As part of his new responsibilities at BuzzFeed, Watkins' first priority will be to unite the company and its many projects under a unified aesthetic. Currently, BuzzFeed's designers work more or less autonomously, and design isn't as important to the company's culture as, say, editorial, tech, or advertising. Watkins's job as vice president will be to change that, evangelizing the importance of a consistent, user-friendly design language across the company. The goal is to transform BuzzFeed into a company which is as smart about design as it is about social media and which can attract the very best design talent as it continues to grow.

Of course, whether or not a more nuanced, design-centric approach can even fit into BuzzFeed's culture remains to be seen.

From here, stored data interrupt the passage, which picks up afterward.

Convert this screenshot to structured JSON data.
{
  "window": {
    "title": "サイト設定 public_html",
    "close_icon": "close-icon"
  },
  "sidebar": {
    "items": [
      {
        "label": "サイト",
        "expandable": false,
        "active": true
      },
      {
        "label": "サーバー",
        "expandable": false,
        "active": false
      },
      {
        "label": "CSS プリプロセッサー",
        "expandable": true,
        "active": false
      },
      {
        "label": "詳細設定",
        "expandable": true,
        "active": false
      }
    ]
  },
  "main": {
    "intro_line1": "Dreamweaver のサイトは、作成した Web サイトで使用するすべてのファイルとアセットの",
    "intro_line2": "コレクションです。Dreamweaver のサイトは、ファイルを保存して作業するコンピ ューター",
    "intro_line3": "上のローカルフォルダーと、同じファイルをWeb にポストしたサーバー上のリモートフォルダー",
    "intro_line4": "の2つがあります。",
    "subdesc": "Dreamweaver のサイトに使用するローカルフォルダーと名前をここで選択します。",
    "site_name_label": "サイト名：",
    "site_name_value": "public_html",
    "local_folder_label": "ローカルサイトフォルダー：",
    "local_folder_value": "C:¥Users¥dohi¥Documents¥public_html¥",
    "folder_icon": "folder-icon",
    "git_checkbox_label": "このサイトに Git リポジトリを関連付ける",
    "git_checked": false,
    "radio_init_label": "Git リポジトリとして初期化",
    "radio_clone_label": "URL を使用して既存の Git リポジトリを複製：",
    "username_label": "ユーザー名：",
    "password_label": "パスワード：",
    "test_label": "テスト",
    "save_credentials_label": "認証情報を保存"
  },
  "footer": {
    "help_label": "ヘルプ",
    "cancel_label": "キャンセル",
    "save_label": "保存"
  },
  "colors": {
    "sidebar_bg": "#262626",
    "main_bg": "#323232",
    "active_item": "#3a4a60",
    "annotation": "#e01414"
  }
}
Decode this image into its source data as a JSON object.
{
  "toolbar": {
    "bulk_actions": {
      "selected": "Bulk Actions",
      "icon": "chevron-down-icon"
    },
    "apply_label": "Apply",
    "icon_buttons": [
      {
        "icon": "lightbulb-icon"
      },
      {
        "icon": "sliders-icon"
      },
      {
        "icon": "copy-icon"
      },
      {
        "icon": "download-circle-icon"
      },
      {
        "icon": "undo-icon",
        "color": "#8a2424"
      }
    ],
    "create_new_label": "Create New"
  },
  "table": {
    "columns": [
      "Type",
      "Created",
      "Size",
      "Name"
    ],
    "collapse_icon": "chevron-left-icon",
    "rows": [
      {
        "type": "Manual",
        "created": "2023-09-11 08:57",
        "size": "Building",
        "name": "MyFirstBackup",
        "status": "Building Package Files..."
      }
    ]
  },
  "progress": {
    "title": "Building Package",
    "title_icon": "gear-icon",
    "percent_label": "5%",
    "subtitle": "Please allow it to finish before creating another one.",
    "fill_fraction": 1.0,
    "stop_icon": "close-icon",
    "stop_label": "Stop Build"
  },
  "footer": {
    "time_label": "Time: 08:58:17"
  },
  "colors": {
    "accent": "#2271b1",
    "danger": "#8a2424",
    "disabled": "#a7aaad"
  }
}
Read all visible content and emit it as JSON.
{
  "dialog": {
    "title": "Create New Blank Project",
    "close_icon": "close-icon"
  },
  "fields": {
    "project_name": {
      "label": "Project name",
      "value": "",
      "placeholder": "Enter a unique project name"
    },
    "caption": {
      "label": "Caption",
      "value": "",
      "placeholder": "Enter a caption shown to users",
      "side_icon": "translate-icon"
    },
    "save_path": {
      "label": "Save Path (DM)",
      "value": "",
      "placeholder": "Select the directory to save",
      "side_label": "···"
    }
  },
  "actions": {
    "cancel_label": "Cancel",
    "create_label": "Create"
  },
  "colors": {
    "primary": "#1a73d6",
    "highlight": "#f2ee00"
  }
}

According to Johanensen, the three main drivers at BuzzFeed are technology, advertising, and editorial—and he actually sees design as not a new leg on the BuzzFeed tripod, but as a segment of the company's technology leg. Which means that Watkins is going to have his work cut out for him if he wants design to have an equal place at the conference table as the executives who drive BuzzFeed's ads, or the techies who prop up its nigh-uncrashable servers.

How will Watkins accomplish all of this? Even he doesn't know. "I could probably tell you something here, but I'm pretty sure I'd be wrong," Watkins says. But he isn't worried. "My wife has this term: 'Finding your Goonies," laughs Watkins. "It means finding people on your wavelength, who think about things in the same weird way that you do." With BuzzFeed, Watkins thinks he's finally found his Goonies.